All this to say, although I didn’t consider myself Christian—or even religious—I decided to accept the invitation to the brunch.
The brunch was delicious, and the speaker seemed to talk directly to me! I felt surprised, and a little uncomfortable when she quoted from the Bible: “For all have sinned and fall short of the glory of God” (Romans 3:23).
But for some reason, I immediately knew it was true.
I knew I could be selfish, prideful, critical, and stubborn, to name a few faults, and I lived in constant fear that God would punish me for walking out on my first marriage by taking away my happy life with Rick and baby Jackson.
I had been relying on my own efforts to gain happiness. I also realized that goodness was not relative. I had used my own guidelines and could always find people better or worse than I was.
Now I knew nothing I could do on my own was good enough to meet God’s perfect standards.
Then the speaker shared the answer to the dilemma of how an imperfect me could stand unblemished before God: only by God’s grace through His Son, Jesus Christ!
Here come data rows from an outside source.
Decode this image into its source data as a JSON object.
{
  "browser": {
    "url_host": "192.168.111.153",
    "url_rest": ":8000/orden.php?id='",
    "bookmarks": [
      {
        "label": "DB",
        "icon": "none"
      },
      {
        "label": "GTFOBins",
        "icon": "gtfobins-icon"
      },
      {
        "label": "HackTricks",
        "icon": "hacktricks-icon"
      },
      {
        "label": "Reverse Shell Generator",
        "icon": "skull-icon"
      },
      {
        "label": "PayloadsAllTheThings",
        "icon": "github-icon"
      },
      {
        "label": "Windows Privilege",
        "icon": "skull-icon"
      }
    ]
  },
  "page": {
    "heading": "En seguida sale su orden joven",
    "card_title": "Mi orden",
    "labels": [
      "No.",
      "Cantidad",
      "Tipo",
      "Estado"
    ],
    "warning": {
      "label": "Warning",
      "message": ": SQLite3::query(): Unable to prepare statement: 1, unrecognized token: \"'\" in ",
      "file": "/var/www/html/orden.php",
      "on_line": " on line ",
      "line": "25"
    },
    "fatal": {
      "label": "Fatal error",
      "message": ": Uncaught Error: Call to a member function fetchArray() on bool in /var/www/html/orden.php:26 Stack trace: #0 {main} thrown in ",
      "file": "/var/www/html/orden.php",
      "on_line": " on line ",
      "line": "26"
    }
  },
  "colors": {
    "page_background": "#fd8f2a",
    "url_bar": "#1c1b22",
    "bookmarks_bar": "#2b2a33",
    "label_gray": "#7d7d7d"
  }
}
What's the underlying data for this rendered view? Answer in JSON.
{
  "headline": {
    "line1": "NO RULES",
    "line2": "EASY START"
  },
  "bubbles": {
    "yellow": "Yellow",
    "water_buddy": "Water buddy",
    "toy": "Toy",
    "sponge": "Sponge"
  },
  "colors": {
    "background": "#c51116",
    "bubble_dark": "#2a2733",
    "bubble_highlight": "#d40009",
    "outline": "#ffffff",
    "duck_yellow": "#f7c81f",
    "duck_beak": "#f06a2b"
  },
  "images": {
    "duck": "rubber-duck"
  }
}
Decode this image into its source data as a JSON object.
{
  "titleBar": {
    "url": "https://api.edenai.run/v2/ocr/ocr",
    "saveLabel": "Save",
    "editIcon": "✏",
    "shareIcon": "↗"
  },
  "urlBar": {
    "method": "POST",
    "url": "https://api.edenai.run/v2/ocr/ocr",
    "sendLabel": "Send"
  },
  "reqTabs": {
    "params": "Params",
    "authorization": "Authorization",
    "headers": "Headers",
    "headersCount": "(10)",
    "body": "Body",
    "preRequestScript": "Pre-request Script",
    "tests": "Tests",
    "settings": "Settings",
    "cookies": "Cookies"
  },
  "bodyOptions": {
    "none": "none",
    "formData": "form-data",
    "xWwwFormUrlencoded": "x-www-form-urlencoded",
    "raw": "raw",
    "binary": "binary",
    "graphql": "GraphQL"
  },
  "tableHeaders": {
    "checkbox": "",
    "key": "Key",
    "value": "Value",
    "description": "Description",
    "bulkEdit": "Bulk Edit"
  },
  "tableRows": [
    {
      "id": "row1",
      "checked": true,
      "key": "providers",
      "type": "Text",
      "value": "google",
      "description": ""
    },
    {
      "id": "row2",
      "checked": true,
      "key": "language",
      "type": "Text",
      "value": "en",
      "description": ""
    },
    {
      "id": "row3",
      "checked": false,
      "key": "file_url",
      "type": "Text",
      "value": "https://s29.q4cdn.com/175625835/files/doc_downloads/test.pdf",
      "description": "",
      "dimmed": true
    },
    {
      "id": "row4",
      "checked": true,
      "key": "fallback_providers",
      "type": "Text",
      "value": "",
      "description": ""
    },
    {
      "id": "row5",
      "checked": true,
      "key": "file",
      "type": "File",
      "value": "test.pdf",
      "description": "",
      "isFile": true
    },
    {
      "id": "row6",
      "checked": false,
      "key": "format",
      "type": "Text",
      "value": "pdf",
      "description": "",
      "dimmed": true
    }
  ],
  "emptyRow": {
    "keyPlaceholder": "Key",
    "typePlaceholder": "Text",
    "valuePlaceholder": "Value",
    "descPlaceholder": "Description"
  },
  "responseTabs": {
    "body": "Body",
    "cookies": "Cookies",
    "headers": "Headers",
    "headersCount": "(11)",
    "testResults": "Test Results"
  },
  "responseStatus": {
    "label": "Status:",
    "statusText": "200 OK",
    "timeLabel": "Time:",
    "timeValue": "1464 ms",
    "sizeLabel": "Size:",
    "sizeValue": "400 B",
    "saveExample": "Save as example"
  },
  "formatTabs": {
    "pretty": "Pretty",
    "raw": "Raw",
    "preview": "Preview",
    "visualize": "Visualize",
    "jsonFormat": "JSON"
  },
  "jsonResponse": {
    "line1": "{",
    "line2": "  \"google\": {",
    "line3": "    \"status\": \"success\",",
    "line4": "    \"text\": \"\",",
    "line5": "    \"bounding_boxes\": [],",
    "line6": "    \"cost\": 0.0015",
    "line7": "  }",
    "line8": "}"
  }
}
She said all I needed to do was accept the free gift of salvation through Jesus Christ.
The Bible says:
“It is by grace you have been saved, through faith— and this not from yourselves, it is the gift of God—not by works, so that no one can boast.” (Ephesians 2:8-9)
Through His death, burial, and resurrection, Jesus paid the price for my sins!
I left the meeting with many new things to consider.
A week later, as my family slept on Christmas Eve, I sat in the firelight admiring the twinkling tree and the beautiful presents beneath it. As I looked at the brilliantly wrapped toys for Jackson and the few but special gifts Rick and I would exchange, the speaker’s words drifted back to me.
I realized that the most precious gift of all is Jesus Christ.
I cried as I admitted to God that I was indeed a sinner in need of His forgiveness. I asked Jesus to come into my life and take it over. As I accepted this free gift from God, I felt a peace, joy, and love like never before!
When I stop to think about God’s great love for me, those old feelings of worthlessness melt away. I used to think, If only I were good enough, pretty enough, and smart enough, I would have what they have. But God is so faithful. He constantly reminds me that Jesus is my solid, never-changing Foundation.
Because of Him, the need to seek out new and better experiences, more knowledge, or more money to gain the approval of others is a thing of the past. Jesus loves me just as I am! I trust with all of my heart and soul that He alone is my salvation and that my worth is found in His eyes alone.